InfoQ: What role do feedback loops play in modernization, and how can we keep them sufficiently open?
Bellotti: It goes back to agile development. It’s hard for tech leadership to avoid sliding into waterfall techniques when it comes to modernization because often it seems possible to map the modern system directly to the current system. What is there to iterate? You already know how everything should work! But by establishing our theory of value add and monitoring it, we’re creating a feedback loop that can drive that agile iteration. When a change doesn’t produce the benefits we hoped for, we can alter our direction before sunken costs have gotten too great.
Another way feedback loops are important is in avoiding getting into a bad legacy situation in the first place. In this context, feedback loops are less about status updates, more about how different organizational structures influence incentives and behavior. For example, a common problem when building a new system is how to avoid ending up with a big, messy, monolith that needs a major effort to break up. You can design the system as a set of services instead, but each new service is additional overhead on an engineering team. Separate services need deploy pipelines, on-call rotations, and possibly their own product management structures. All that increases overhead. You only have so many people in your engineering organization and they only have so many hours in the day.
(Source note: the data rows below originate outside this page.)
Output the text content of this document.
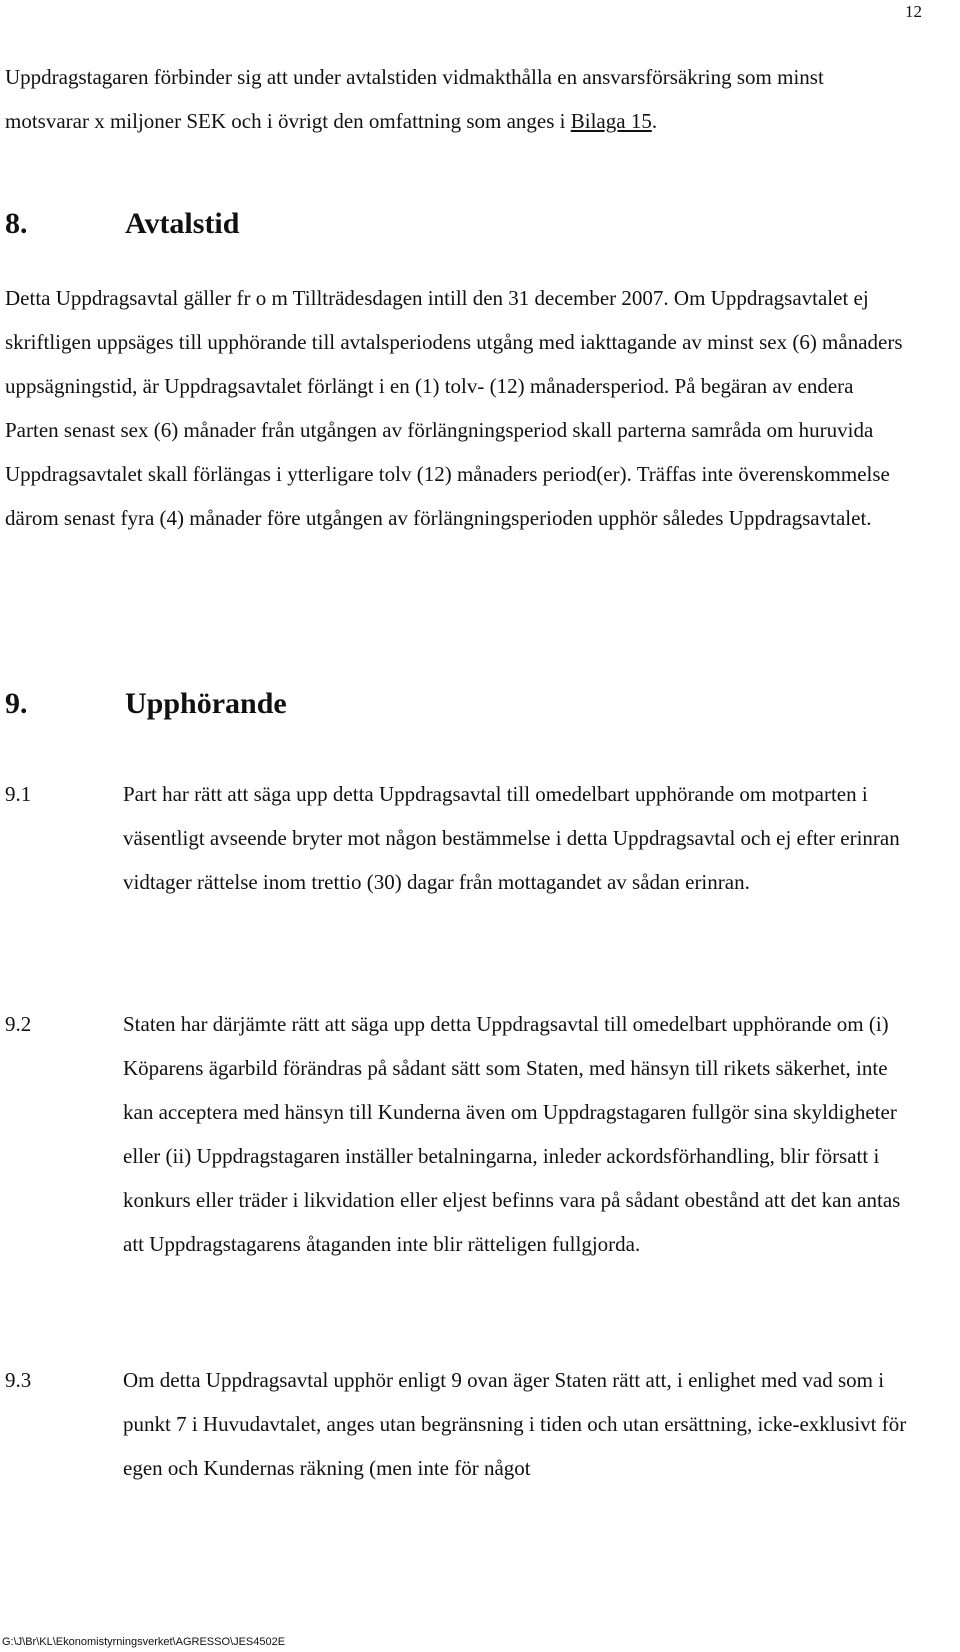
12
Uppdragstagaren förbinder sig att under avtalstiden vidmakthålla en ansvarsförsäkring som minst motsvarar x miljoner SEK och i övrigt den omfattning som anges i Bilaga 15.
8.	Avtalstid
Detta Uppdragsavtal gäller fr o m Tillträdesdagen intill den 31 december 2007. Om Uppdragsavtalet ej skriftligen uppsäges till upphörande till avtalsperiodens utgång med iakttagande av minst sex (6) månaders uppsägningstid, är Uppdragsavtalet förlängt i en (1) tolv- (12) månadersperiod. På begäran av endera Parten senast sex (6) månader från utgången av förlängningsperiod skall parterna samråda om huruvida Uppdragsavtalet skall förlängas i ytterligare tolv (12) månaders period(er). Träffas inte överenskommelse därom senast fyra (4) månader före utgången av förlängningsperioden upphör således Uppdragsavtalet.
9.	Upphörande
9.1	Part har rätt att säga upp detta Uppdragsavtal till omedelbart upphörande om motparten i väsentligt avseende bryter mot någon bestämmelse i detta Uppdragsavtal och ej efter erinran vidtager rättelse inom trettio (30) dagar från mottagandet av sådan erinran.
9.2	Staten har därjämte rätt att säga upp detta Uppdragsavtal till omedelbart upphörande om (i) Köparens ägarbild förändras på sådant sätt som Staten, med hänsyn till rikets säkerhet, inte kan acceptera med hänsyn till Kunderna även om Uppdragstagaren fullgör sina skyldigheter eller (ii) Uppdragstagaren inställer betalningarna, inleder ackordsförhandling, blir försatt i konkurs eller träder i likvidation eller eljest befinns vara på sådant obestånd att det kan antas att Uppdragstagarens åtaganden inte blir rätteligen fullgjorda.
9.3	Om detta Uppdragsavtal upphör enligt 9 ovan äger Staten rätt att, i enlighet med vad som i punkt 7 i Huvudavtalet, anges utan begränsning i tiden och utan ersättning, icke-exklusivt för egen och Kundernas räkning (men inte för något
G:\J\Br\KL\Ekonomistyrningsverket\AGRESSO\JES4502E
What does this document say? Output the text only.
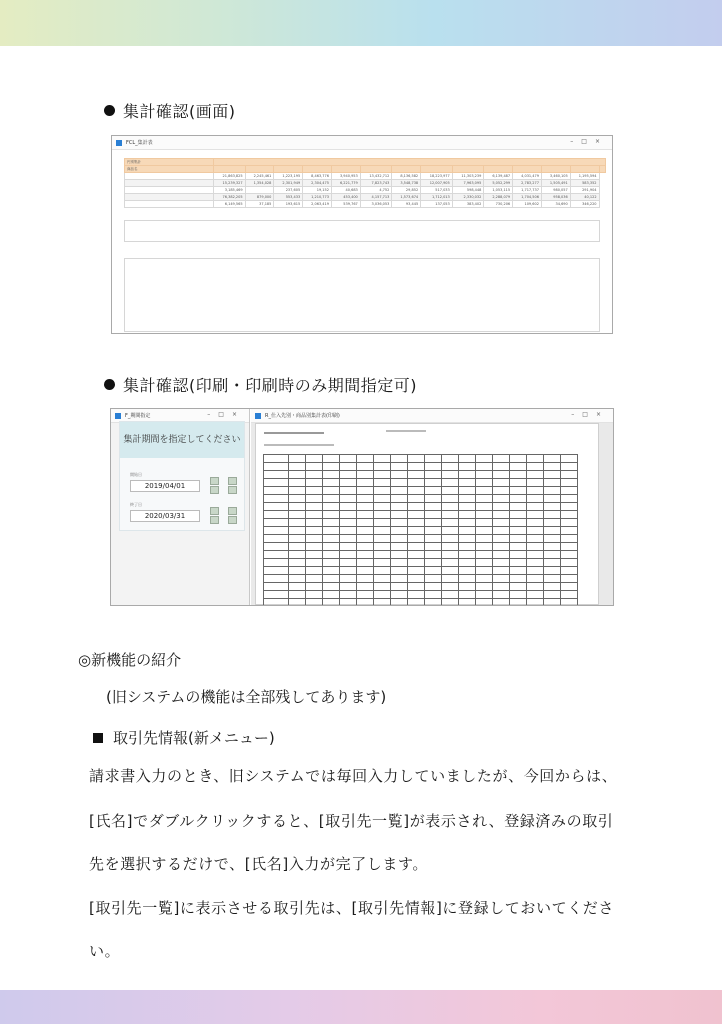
集計確認(画面)
FCL_集計表	–□×
円別集計														
商品名														
	21,863,825	2,245,461	1,223,195	8,463,776	3,940,953	13,432,712	8,136,582	18,223,977	11,303,239	6,139,487	4,031,479	3,460,105	1,195,594	
	15,239,327	1,354,028	2,301,949	2,304,475	6,221,779	7,823,743	3,548,738	12,007,905	7,963,095	5,052,299	2,783,277	1,505,491	583,352	
	3,185,469		237,605	19,152	40,683	4,752	29,852	517,033	598,448	1,053,115	1,717,737	980,057	291,904	
	76,382,205	879,000	553,433	1,210,773	453,400	4,157,713	1,573,674	1,712,013	2,330,032	2,288,079	1,704,506	958,036	40,122	
	6,149,565	37,185	193,615	2,063,419	539,767	3,036,053	93,445	137,053	383,402	730,206	109,602	34,690	346,220	
集計確認(印刷・印刷時のみ期間指定可)
F_期間指定	–□×
集計期間を指定してください
開始日
2019/04/01
終了日
2020/03/31
R_仕入先別・商品別集計表(印刷)	–□×

◎新機能の紹介
(旧システムの機能は全部残してあります)
取引先情報(新メニュー)
請求書入力のとき、旧システムでは毎回入力していましたが、今回からは、
[氏名]でダブルクリックすると、[取引先一覧]が表示され、登録済みの取引
先を選択するだけで、[氏名]入力が完了します。
[取引先一覧]に表示させる取引先は、[取引先情報]に登録しておいてくださ
い。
Thinking about how different architectures create different interactions— or feedback loops—inside the organization can help you avoid digging yourself into a hole. It’s not enough to say, “We’re going to do a good job managing our tech debt.” You have to make sure people are empowered to do so.
About the Book Author
Marianne Bellotti has worked as a software engineer for over 15 years. She built data infrastructure for the United Nations to help humanitarian organizations share crisis data worldwide and tackled some of the oldest and most complicated computer systems in the world as part of United States Digital Service. At Auth0, she ran Platform Services, a portfolio that included shared services, untrusted code execution, and developer tools. Currently she runs Identity and Access Control at Rebellion Defense.